Technical Writer in Springfield, MO

　　The Technical Writer creates manufacturing batch records and supportive documents, both in paper and electronic format. Writes, and edits technical documents related to pharmaceutical manufacturing by working with cross functional teams. Has advanced Microsoft Word and computer literacy skills to creating efficient, accurate documents while remaining compliant with the regulatory requirements. Sets priorities to ensure documents are ready when needed per the production schedule. Be a leader in implementing electronic batch records at the site.

　　Essential Duties and Responsibilities:

　　Creates or revises and manages the workflow for MFG documents

　　Determines reviewers/ approvers based upon the changes requested and the document type

　　Obtains technical content from Subject Matter Experts (SMEs) including Bill of Materials, Equipment list, Process Parameters

　　Drafts new / revises existing documents using current templates

　　Follows up with the reviewers/ approvers and address comments

　　Coordinates the document workflow

　　Work with end users to ensure document has appropriate prompts/space to fill in required execution information

　　Ensures accurate references within document and to other documents

　　Continuous improvement of batch record templates based on feedback from MFG operations, QA and other stakeholders

　　Facilitates meetings to resolve / address comments (if the document revision is extensive), and to reach consensus with multiple stakeholders

　　Authors manufacturing summary documents for clients

　　Requirements:

　　Minimum two (2) year work experience in GMP regulated industry; or Associates/Bachelor’s degree in chemical engineering or related degree..

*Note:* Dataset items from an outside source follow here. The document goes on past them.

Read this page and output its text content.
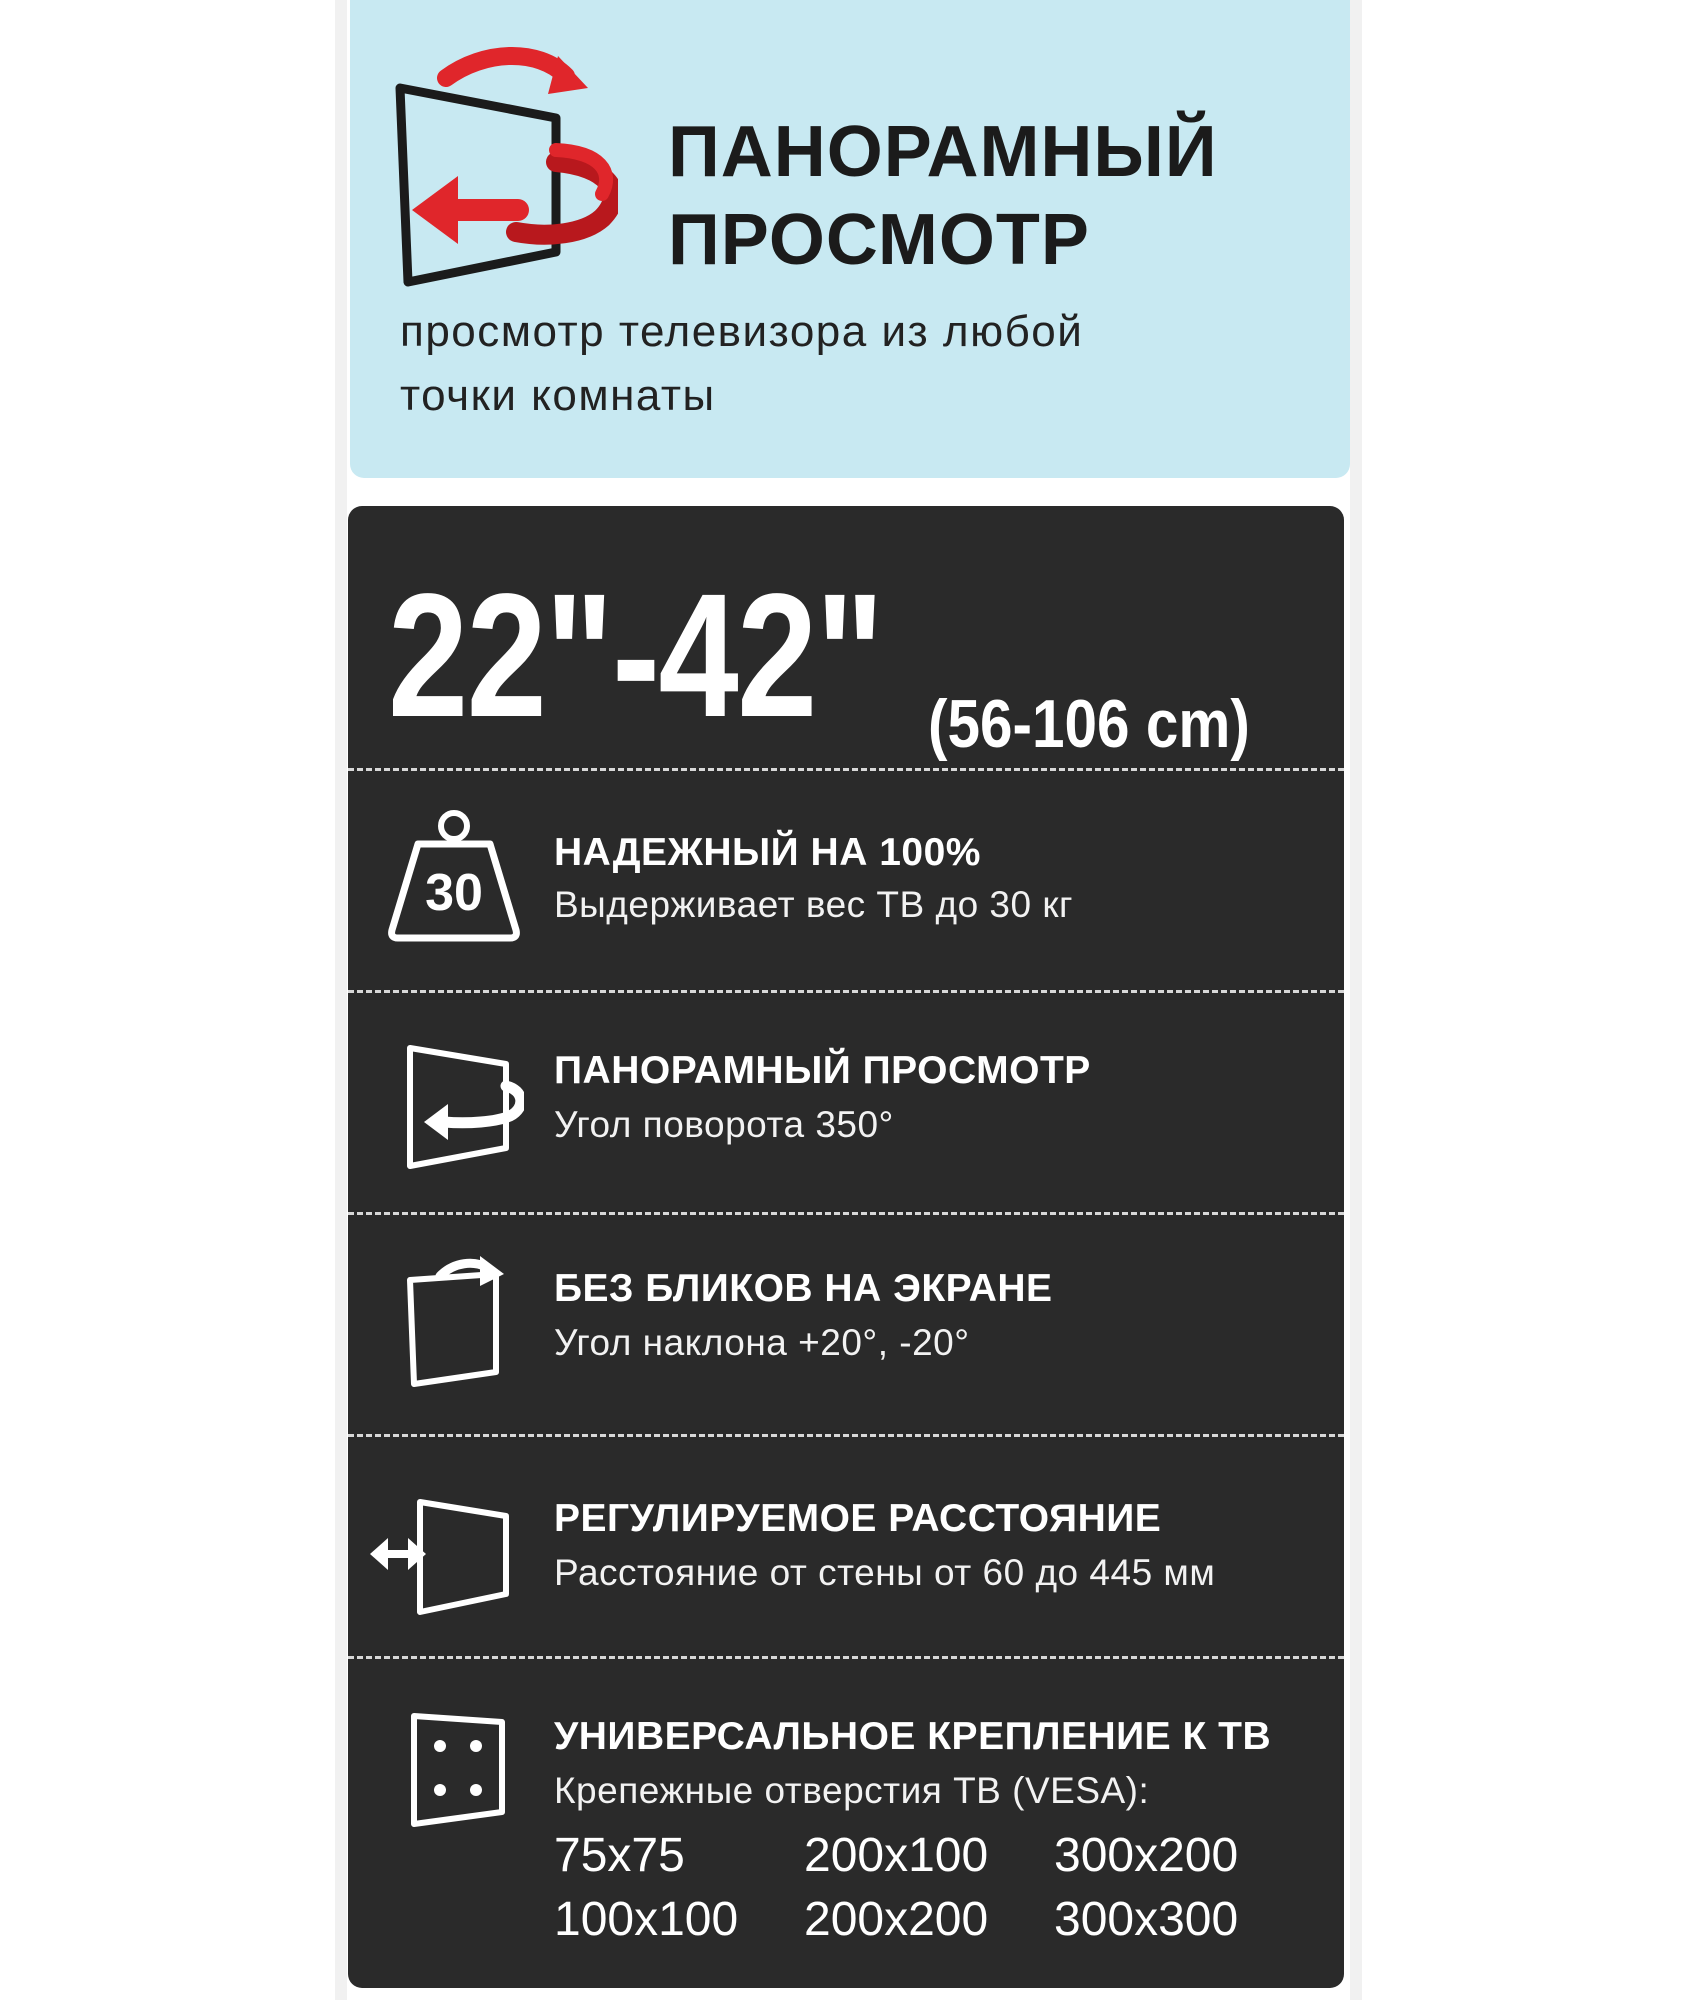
ПАНОРАМНЫЙ
ПРОСМОТР
просмотр телевизора из любой
точки комнаты
22"-42" (56-106 cm)
30
НАДЕЖНЫЙ НА 100%
Выдерживает вес ТВ до 30 кг
ПАНОРАМНЫЙ ПРОСМОТР
Угол поворота 350°
БЕЗ БЛИКОВ НА ЭКРАНЕ
Угол наклона +20°, -20°
РЕГУЛИРУЕМОЕ РАССТОЯНИЕ
Расстояние от стены от 60 до 445 мм
УНИВЕРСАЛЬНОЕ КРЕПЛЕНИЕ К ТВ
Крепежные отверстия ТВ (VESA):
75x75
100x100
200x100
200x200
300x200
300x300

　　Knowledge pharmaceutical manufacturing or documentation management system processes experience.

　　Advanced proficiency in MS Word and computer literacy.

　　Technical writing experience of one (1) year with a certificate in Technical writing is highly desirable.

　　Quick learner, understanding of presented technical/scientific content.

　　Ability to write clearly, concisely, accurately, and quickly under tight deadlines.

　　Keen attention to detail and high regard for quality.

　　Experience working in a self-driven, performance/results oriented, fast paced environment.

　　Must be highly collaborative and can work within a diverse team and contribute to a supportive, positive work environment both within the team and in the greater community.

　　Pharmaceutical manufacturing floor operations, training, validation, quality assurance experience in a pharmaceutical industry is highly desirable.

　　All interested applicants must apply online. Curia is an Equal Opportunity Employer. All qualified applicants will receive consideration for employment without regard to race, color, religion, sex, sexual orientation, gender identity, national origin, or protected veteran status and will not be discriminated against on the basis of disability.